Thursday, March 21, 2013

Taking Stock (Please Pay For It First)

Yesterday, the Dow Jones closed at 14,511.

Okay, great. 14,511 what? You've probably asked that at some point. I've seen Stephen Colbert ask it a couple times. What exactly are we measuring here? Let's cover that today.

It's actually pretty simple. Well, relatively simple. If you've got a calculator on hand that displays a whole lot of digits. The Dow Jones Industrial Average starts off by simply adding up the prices of the 30 stocks in its index. Then it applies a multiple, called the Dow Divisor. That's it. At the outset of the Dow, it was even simpler: there were 11 stocks in the index, so you added up their prices and divided by 11. The Dow Divisor changes regularly, to compensate for changes to each of the stocks such as splits, dividends, and whatnot. (After all, if a stock splits in half- thus halving the price of a stock- and that isn't reflected somehow, it's going to result in an erroneous Dow crash and panic on Wall Street for no good reason.) Currently, the Dow Divisor is 0.130216081. Translated, that means for every dollar change in a Dow stock's price, the index moves by 7.68 points. An index reading of 14,511 would mean that, added up, one share of each stock in the Dow would run you $1,889.45.

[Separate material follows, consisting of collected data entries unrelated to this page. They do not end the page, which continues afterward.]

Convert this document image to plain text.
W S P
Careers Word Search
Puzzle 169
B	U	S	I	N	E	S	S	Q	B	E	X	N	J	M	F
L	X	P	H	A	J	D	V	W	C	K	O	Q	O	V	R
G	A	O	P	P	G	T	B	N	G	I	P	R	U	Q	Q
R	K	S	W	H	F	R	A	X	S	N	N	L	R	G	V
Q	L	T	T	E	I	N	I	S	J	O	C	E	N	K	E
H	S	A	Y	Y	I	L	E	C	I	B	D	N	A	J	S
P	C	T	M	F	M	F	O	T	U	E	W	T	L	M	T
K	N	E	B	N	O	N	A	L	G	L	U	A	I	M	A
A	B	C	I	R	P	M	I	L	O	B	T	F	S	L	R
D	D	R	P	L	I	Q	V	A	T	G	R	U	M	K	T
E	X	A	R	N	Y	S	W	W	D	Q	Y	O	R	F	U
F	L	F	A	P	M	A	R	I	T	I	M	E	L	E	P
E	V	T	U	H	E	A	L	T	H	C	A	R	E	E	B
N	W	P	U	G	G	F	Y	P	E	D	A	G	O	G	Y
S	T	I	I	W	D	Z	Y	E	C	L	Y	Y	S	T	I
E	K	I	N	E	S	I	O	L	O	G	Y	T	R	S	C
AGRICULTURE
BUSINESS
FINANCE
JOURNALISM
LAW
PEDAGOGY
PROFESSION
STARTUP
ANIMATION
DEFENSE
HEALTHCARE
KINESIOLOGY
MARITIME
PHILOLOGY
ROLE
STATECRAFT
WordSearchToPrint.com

Well, that was simple. So why stop there? Let's keep going. Not like the Dow's the only index out there.

The Standard and Poor 500, like a lot of exchanges, works on the principle that the Dow misses something rather important: a dollar change in Company A's stock price may not mean the same thing as a dollar change in Company B's stock. A stock going from $1 to $2 means something different from one going from $37 to $38. The Dow doesn't account for that. What the S&P 500 measures is weighted total market value, again applied to a divisor- something all stock indices have- that's altered based on various factors. The weighting, as of 2005, is based on how many shares of each stock are made available for public trading. The more shares you put out there for trading, the more weight your stock has in the index. (Splits don't change the total value of the stocks on offer, so that's not calculated in the divisor.) So you can put away the calculator; that's not going to help you here. Also in play is a 'base period', which most indices use. A base period is a point in time that the index is measuring itself against. In the case of the S&P 500, the period of 1941-43 is used as the base, and the value of the index at that time has been set at 10. (For the Dow, the base period is May 26, 1896, and the base value is 40.94.)

Last, we'll do the NASDAQ exchange, which gets confused a bit. There are two indices that get followed. There's a limited index- the NASDAQ 100- and then there's the one you hear about on the news, the NASDAQ Composite, simply called 'the NASDAQ', which incorporates every stock on the exchange, which works out to somewhere in the neighborhood of 3,000 stocks. Both use a weighted-market-cap format, like the S&P 500. The NASDAQ 100 has a caveat that forces them to reweight the companies when domination takes hold. If a company ends up being worth over 24% of the index, the index is reweighted. If the companies with at least 4.5% weight find themselves in control of over 48% of the index, the index is reweighted. When the index is reweighted, all companies are given equal weight. As it stands, the base period is January 1, 1994, which is valued at 125 points.

The NASDAQ Composite has no reweighting mechanism. Since every company on the exchange is in the index, and since any company on the exchange can go bust at any time- the NASDAQ is a tech-heavy exchange, so this can happen even faster than it can in a normal index- the exchange has to play gatekeeper and have some standards implemented to even list a stock. The base here appears to be February 5, 1971, which is valued at 100 points. (The New York Stock Exchange also has a composite index which works the same way. It's based to January 2003 at 5,000 points.)

We'll leave it at the major American exchanges. You don't need to be sitting here reading about the exchanges in Chicago and Philadelphia. And Boston. And Phoenix.